Потом Манон устроила ужин для своих друзей с десертом, опьянев от речей, энтузиазма, а может быть и от доброго вина, госпожа Ролан вообразила себя в Риме времен Плутарха.
— Друзья мои, — воскликнула она, — восславим наших комициев, наших первых сенаторов, наших признанных пастырей!..
Это была странная галлюцинация, и все присутствующие смотрели на Манон с тревогой.
— Авгуры не обманули нас! Республиканский Рим восторжествует! Наши когорты, манипулы и центурии победят к вящей славе первых сенаторов!
Изумленные жирондисты не знали, как реагировать на ее слова. Наконец, чтобы сгладить неловкость. Верньо поднял стакан и предложил тост за процветание республики — не уточняя, какой именно…
— Вы правы, — поддержала его Манон, — но вспомните, что по древней римской традиции принято осыпать триумфаторов розовыми лепестками.
Она схватила цветы, украшавшие стол, и начала осыпать ими своих гостей.
Лантена и Барбару были влюблены в госпожу Ролан. Видя, что их хозяйка решительно настроена воздать должное античным традициям, они надеялись, что вечер закончится настоящей римской оргией.
Но они были разочарованы: Манон жила в республике Цицерона, а не в Риме времен упадка.
После торжественного застолья молодая женщина легла в кровать рядом с мужем, пытаясь вспомнить, как супруги первых сенаторов отмечали национальный триумф.
Но у Плутарха не было на этот счет никаких указаний, и Манон целомудренно заснула.
Как я уже говорил, Марат тоже был избран депутатом, наряду с Робеспьером, Дантоном, Колло д'Эрбуа, Манюэлем, Бийо-Варенном, Камиллом Демуленом и Филиппом Орлеанским.
Узнав об этой победе, Симона Эврар обезумела от радости. Наконец-то ее дорогой Жан-Поль сможет говорить с трибуны все то, что он писал в своей газете и говорил лично ей.
Она гордилась своей ролью подруги и советчицы человека, который заставит трепетать своими речами весь мир и кинулась в кухню, чтобы приготовить огромное блюдо кровяной колбасы с бобами…
Увы! Конвент не оценил по достоинству красноречия Марата. Его бесконечные призывы к убийствам и восстанию начали утомлять всех.
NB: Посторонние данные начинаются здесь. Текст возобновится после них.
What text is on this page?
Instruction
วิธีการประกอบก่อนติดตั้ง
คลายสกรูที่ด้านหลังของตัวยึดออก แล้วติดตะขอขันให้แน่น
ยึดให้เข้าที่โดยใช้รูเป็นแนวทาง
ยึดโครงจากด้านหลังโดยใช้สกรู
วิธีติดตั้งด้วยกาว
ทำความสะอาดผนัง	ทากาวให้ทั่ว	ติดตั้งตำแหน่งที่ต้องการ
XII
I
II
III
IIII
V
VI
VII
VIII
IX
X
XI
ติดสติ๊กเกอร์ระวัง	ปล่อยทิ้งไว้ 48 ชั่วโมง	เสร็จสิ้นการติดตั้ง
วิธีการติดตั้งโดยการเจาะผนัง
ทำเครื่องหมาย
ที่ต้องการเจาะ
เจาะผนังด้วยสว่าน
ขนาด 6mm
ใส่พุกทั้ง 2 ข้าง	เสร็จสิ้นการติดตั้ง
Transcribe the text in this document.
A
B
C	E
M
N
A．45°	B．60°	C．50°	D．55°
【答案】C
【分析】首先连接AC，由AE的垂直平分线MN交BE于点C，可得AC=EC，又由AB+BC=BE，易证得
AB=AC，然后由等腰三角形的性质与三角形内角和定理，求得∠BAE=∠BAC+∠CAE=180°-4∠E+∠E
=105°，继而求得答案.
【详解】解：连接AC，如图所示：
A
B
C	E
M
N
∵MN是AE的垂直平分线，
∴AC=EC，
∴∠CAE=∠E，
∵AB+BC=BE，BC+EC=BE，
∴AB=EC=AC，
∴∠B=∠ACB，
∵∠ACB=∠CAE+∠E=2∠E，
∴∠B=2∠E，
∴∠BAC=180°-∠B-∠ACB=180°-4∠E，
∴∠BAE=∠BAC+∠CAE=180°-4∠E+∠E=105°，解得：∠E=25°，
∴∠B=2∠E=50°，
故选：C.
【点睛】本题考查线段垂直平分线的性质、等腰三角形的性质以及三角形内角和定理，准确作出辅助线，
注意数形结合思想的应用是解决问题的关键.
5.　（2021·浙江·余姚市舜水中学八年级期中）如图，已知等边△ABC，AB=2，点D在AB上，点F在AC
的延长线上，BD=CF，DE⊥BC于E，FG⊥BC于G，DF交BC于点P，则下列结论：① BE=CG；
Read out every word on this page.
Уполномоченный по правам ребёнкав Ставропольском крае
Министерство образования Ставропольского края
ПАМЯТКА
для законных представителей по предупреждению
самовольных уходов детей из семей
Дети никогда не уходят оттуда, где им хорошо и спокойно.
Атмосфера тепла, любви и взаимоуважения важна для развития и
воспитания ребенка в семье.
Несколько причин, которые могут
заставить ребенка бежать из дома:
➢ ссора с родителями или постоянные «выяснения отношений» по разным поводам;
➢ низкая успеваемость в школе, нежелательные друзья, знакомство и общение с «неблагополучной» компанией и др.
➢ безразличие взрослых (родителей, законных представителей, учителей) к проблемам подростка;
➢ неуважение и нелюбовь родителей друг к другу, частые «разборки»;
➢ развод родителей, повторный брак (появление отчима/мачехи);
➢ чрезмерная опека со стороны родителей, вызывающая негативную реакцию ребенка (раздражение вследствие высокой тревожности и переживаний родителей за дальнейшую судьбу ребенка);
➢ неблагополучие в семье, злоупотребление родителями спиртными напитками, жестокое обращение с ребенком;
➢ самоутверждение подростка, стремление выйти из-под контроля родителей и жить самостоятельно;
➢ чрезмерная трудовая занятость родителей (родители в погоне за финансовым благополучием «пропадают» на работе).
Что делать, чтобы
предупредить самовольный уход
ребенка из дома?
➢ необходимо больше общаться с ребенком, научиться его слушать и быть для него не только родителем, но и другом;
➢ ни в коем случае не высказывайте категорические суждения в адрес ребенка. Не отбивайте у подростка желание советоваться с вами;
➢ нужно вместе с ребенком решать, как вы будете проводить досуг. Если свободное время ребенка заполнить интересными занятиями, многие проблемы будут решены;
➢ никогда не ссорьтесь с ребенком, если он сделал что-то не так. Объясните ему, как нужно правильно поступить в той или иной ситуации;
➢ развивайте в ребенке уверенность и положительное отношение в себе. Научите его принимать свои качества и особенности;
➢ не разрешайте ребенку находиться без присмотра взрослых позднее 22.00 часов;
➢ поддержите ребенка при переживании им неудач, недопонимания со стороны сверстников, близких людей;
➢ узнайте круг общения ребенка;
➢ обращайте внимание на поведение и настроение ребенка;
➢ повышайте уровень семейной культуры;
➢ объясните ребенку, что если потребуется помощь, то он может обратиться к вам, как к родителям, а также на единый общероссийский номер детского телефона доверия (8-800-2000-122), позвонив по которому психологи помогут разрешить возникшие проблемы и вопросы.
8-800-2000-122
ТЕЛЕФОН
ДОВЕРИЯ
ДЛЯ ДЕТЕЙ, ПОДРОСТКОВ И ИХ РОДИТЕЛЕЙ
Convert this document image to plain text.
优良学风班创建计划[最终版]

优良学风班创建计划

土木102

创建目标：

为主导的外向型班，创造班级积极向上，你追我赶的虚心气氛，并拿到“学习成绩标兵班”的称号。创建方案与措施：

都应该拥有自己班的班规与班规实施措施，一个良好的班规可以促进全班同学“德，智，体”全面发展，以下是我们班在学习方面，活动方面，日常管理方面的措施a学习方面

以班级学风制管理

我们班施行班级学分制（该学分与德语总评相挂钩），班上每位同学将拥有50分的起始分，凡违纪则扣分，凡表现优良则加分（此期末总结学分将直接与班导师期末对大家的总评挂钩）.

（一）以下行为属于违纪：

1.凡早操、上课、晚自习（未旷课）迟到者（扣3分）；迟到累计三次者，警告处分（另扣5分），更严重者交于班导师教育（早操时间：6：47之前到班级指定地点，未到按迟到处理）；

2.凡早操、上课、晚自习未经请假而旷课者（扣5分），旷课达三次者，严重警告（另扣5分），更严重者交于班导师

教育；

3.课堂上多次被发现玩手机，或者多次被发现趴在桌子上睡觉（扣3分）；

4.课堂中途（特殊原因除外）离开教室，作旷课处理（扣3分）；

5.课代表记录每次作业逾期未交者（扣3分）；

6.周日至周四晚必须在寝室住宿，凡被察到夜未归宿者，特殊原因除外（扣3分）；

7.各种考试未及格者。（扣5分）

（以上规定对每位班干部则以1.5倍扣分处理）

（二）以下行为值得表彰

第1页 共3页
Некоторым депутатам была отвратительна манера этого пруссака [76], уже два года призывавшего французов убивать друг друга, и дни представили проект закона, запрещавшего призывать к насилию.
— Пора строить эшафоты для тех, кто провоцирует убийства, — заявил Керсен с трибуны 25 сентября 1792 года.
Чтобы показать, против кого направлен проект закона, Верньо прочел циркуляр, составленный Маратом накануне резни 2, 3 и 4 сентября, в котором он призывал провинцию последовать примеру столицы.
Большая часть присутствующих выказала полное отвращение к «желчной жабе, которую глупое голосование превратило в депутата» [77].
Вместо ответа Марат поднялся на трибуну, достал из кармана пистолет и пригрозил, что застрелится, если против него будет составлено обвинение.
Этот театральный жест впечатлил собрание, и журналиста с миром отпустили.
Это была победа. Симона Эврар и ее любовник шумно отпраздновали ее в новой квартире на улице Кордельеров. — Я всем им отрежу голову, — говорил Марат. — Их кровь будет течь по мостовой, а я, как защитник народа, буду пинать их ногой в живот…
Симона хорошо знала характер трибуна: подобные мечты пробуждали у него зверский аппетит. Она заботливо подкладывала ему в тарелку чечевицу и горячую колбасу после каждого взрыва ненависти…
Вдохновляемый этой женщиной, воспринявшей все идеи, даже самые сумасбродные, Марат продолжал публиковать статьи, достойные пера бесноватого. С 25 сентября его издание называлось «Газета Французской республики».
Его статьи против жирондистов еще больше углубили раскол в Конвенте.
— Нужно убивать всех умеренных, — повторял он. — Умеренный — не республиканец. Убивайте! Убивайте!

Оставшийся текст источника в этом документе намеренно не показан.